If you want to see your favorite athlete or coach – or even your favorite U.S. Senator – honored by the Alaska Sports Hall of Fame, you have until Wednesday to cast a vote.
Votes for Alaska’s top athletes, events and sports moments can be cast at alaskasportshall.org. There, you’ll find an exhaustive list of nominees – and if your favorite isn’t listed, there’s a place for write-in votes.
Speaking of write-in votes, a certain senator is getting more than a few. And no, we don’t mean Lisa.
During his many years in office, Ted Stevens helped author one of the most significant pieces of legislation of the last 40 years when he shepherded Title IX into law.
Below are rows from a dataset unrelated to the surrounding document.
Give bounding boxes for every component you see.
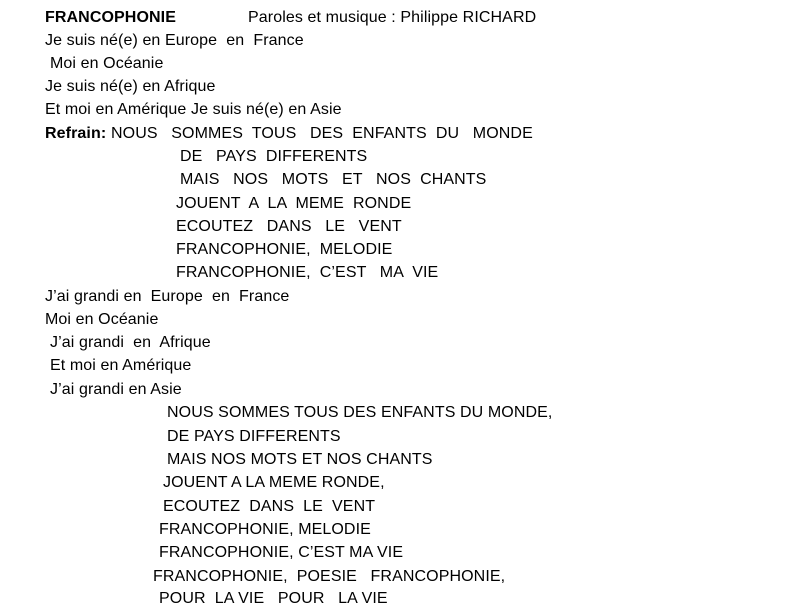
verse1-line-4: Et moi en Amérique Je suis né(e) en Asie <box>45 101 342 118</box>
refrain1-line-1: NOUS SOMMES TOUS DES ENFANTS DU MONDE <box>111 125 533 142</box>
refrain2-line-2: DE PAYS DIFFERENTS <box>167 428 341 445</box>
refrain1-line-5: ECOUTEZ DANS LE VENT <box>176 218 402 235</box>
refrain2-line-6: FRANCOPHONIE, MELODIE <box>159 521 371 538</box>
refrain2-line-9: POUR LA VIE POUR LA VIE <box>159 590 388 607</box>
verse2-line-5: J’ai grandi en Asie <box>50 381 182 398</box>
verse2-line-4: Et moi en Amérique <box>50 357 192 374</box>
verse2-line-1: J’ai grandi en Europe en France <box>45 288 290 305</box>
verse1-line-1: Je suis né(e) en Europe en France <box>45 32 304 49</box>
refrain2-line-8: FRANCOPHONIE, POESIE FRANCOPHONIE, <box>153 568 506 585</box>
refrain2-line-7: FRANCOPHONIE, C’EST MA VIE <box>159 544 404 561</box>
refrain1-line-4: JOUENT A LA MEME RONDE <box>176 195 412 212</box>
refrain1-line-2: DE PAYS DIFFERENTS <box>180 148 368 165</box>
verse1-line-2: Moi en Océanie <box>50 55 164 72</box>
refrain-label: Refrain: <box>45 125 107 142</box>
refrain2-line-1: NOUS SOMMES TOUS DES ENFANTS DU MONDE, <box>167 404 553 421</box>
verse1-line-3: Je suis né(e) en Afrique <box>45 78 216 95</box>
verse2-line-2: Moi en Océanie <box>45 311 159 328</box>
refrain1-line-7: FRANCOPHONIE, C’EST MA VIE <box>176 264 439 281</box>
refrain2-line-5: ECOUTEZ DANS LE VENT <box>163 498 376 515</box>
refrain2-line-4: JOUENT A LA MEME RONDE, <box>163 474 385 491</box>
song-credits: Paroles et musique : Philippe RICHARD <box>248 9 537 26</box>
refrain2-line-3: MAIS NOS MOTS ET NOS CHANTS <box>167 451 433 468</box>
verse2-line-3: J’ai grandi en Afrique <box>50 334 211 351</box>
refrain1-line-3: MAIS NOS MOTS ET NOS CHANTS <box>180 171 487 188</box>
refrain1-line-6: FRANCOPHONIE, MELODIE <box>176 241 393 258</box>
song-title: FRANCOPHONIE <box>45 9 176 26</box>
Title IX is the reason girls and women get to play high school and college sports. Don’t fool yourself – if there was no Title IX requiring gender equity in schools, the Kelsey Griffins and Kerry Weilands of the world would be fighting to get gym time, coaches, uniforms, scholarships and everything else that has always available to the boys.
Without Title IX, the Anchorage School District would have gotten away with its proposal a few years ago to call sideline cheerleaders “athletes.” The Justice Department said no way, and as a result girls in Anchorage get to play hockey and flag football – and the school district is no longer out of compliance with the law.
Stevens also wrote the 1978 Amateur Sports Act, which created a governing body for amateur sports -- the U.S. Olympic Committee. It also empowered athletes by giving them 20 percent of the vote on any committee or board of a sport's governing body, such as the U.S. Ski and Snowboard Association.
And that’s why Uncle Ted is getting some write-in votes for the Alaska Sports Hall of Fame.
So far, more than 1,000 people have cast ballots online. The cumulative public vote will count as one of nine votes for the Class of 2011. The rest come from an eight-member selection panel consisting of media and coaches.
Selections will be announced on Monday, Oct. 11. An induction ceremony will be at the ConocoPhillips atrium in February.